[pmg-devel] [PATCH pmg-api v2] fix #3734: scrub 'url' from style tags/attributes

Fri Nov 26 08:28:41 CET 2021

On 25.11.21 15:14, Dominik Csapak wrote:
> if 'view images' for the quarantine is disabled, it is expected that
> *no* images will be loaded. but in addition to img (src/href/etc.)
> also css can load external images via the 'url' directive
> 
> since html scrubber does not parse/iterate over css, we simply remove
> the url+protocol part of those tags/attributes. this technically leaves behind
> invalid css, but the browsers should cope with that.
> (we cannot 'cleanly' remove without much more effort because of quoting)
> 
> also we have to scrub the style tags in 'dump_html' since HTML::Scrubber
> does not have a way to modify the *content* of a tag, only the
> attributes...
> 
> Signed-off-by: Dominik Csapak <d.csapak at proxmox.com>
> ---
> changes from v1:
> * replace url with ___ and protocol:// with _ instead of removing
> * move sub out and use the reference
> * always pass $cid_hash and only use it in the function when
>   $view_images is set
> * improve comment to show what 'dump_html' does
> 
> @thomas: a note to our off-list discussion regarding url-encoding the
> protocol: you *could* do it, but the browser does not recognize it as
> a protocol and interprets it as a relative url, so we're safe on
> this regard
> 

Another option: Setting the content security policy:

For this call we could use:
$resp->header("Content-Security-Policy", "default-src 'self'; style-src 'self' 'unsafe-inline';"); 

Maybe even;
"Content-Security-Policy", "default-src 'none'; style-src 'unsafe-inline';"
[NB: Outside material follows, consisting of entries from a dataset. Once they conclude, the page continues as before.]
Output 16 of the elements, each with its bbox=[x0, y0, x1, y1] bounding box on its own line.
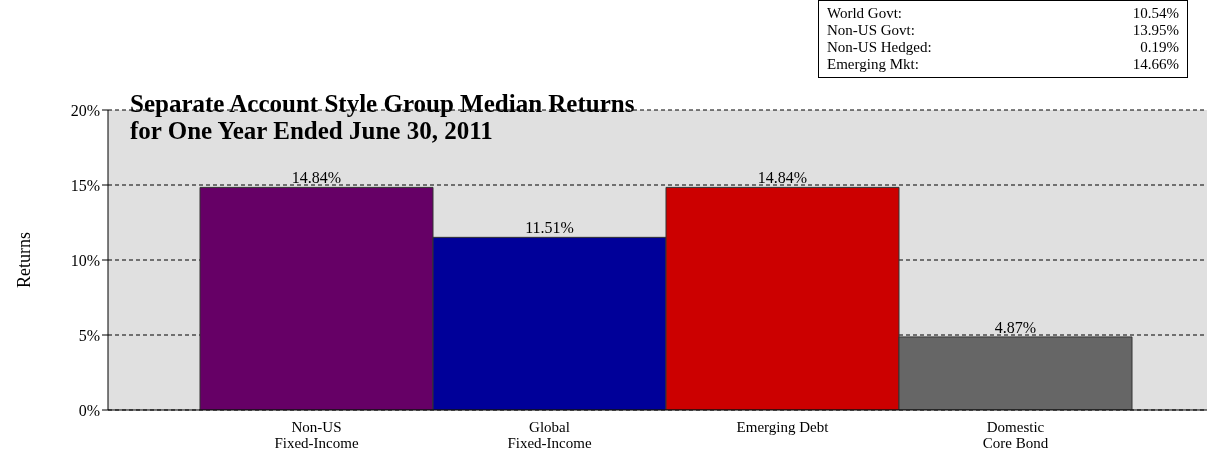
chart-title: Separate Account Style Group Median Returns for One Year Ended June 30, 2011 bbox=[130, 90, 635, 144]
data-label: 4.87% bbox=[994, 318, 1037, 336]
y-axis-title: Returns bbox=[14, 232, 35, 288]
x-tick-label: Emerging Debt bbox=[736, 419, 830, 435]
y-tick-label: 10% bbox=[70, 251, 100, 269]
y-tick-label: 20% bbox=[70, 101, 100, 119]
note-box: World Govt: 10.54% Non-US Govt: 13.95% Non-US Hedged: 0.19% Emerging Mkt: 14.66% bbox=[818, 0, 1188, 78]
y-tick-label: 15% bbox=[70, 176, 100, 194]
y-tick-label: 0% bbox=[78, 401, 100, 419]
x-tick-label: Domestic Core Bond bbox=[982, 419, 1049, 451]
x-tick-label: Global Fixed-Income bbox=[507, 419, 592, 451]
y-tick-label: 5% bbox=[78, 326, 100, 344]
x-tick-label: Non-US Fixed-Income bbox=[274, 419, 359, 451]
data-label: 14.84% bbox=[757, 169, 808, 187]
data-label: 11.51% bbox=[525, 219, 574, 237]
data-label: 14.84% bbox=[291, 169, 342, 187]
That works out quite well here.

In the long run the CSP is something we could evaluate in general, at least for API
calls, as only (mostly?) those contain dynamic, sometimes user/foreign controlled input.

If we would like to set a CSP for everything we'd need something like:

$resp->header("Content-Security-Policy", "default-src 'self'; style-src 'self' 'unsafe-inline'; script-src 'self' 'unsafe-inline' 'unsafe-eval'; img-src 'self' data:;");

to cover it, and ideally switch from 'unsafe-inline' to nonce/sha approach of
whitelisting, but in any case, nothing that we'd want to rush out now.

Also, doing both is an option, avoiding requests in the first place, so no scary
errors in the browser console, and the CSP, for really just this the *quarantine/content
API call, as safety net..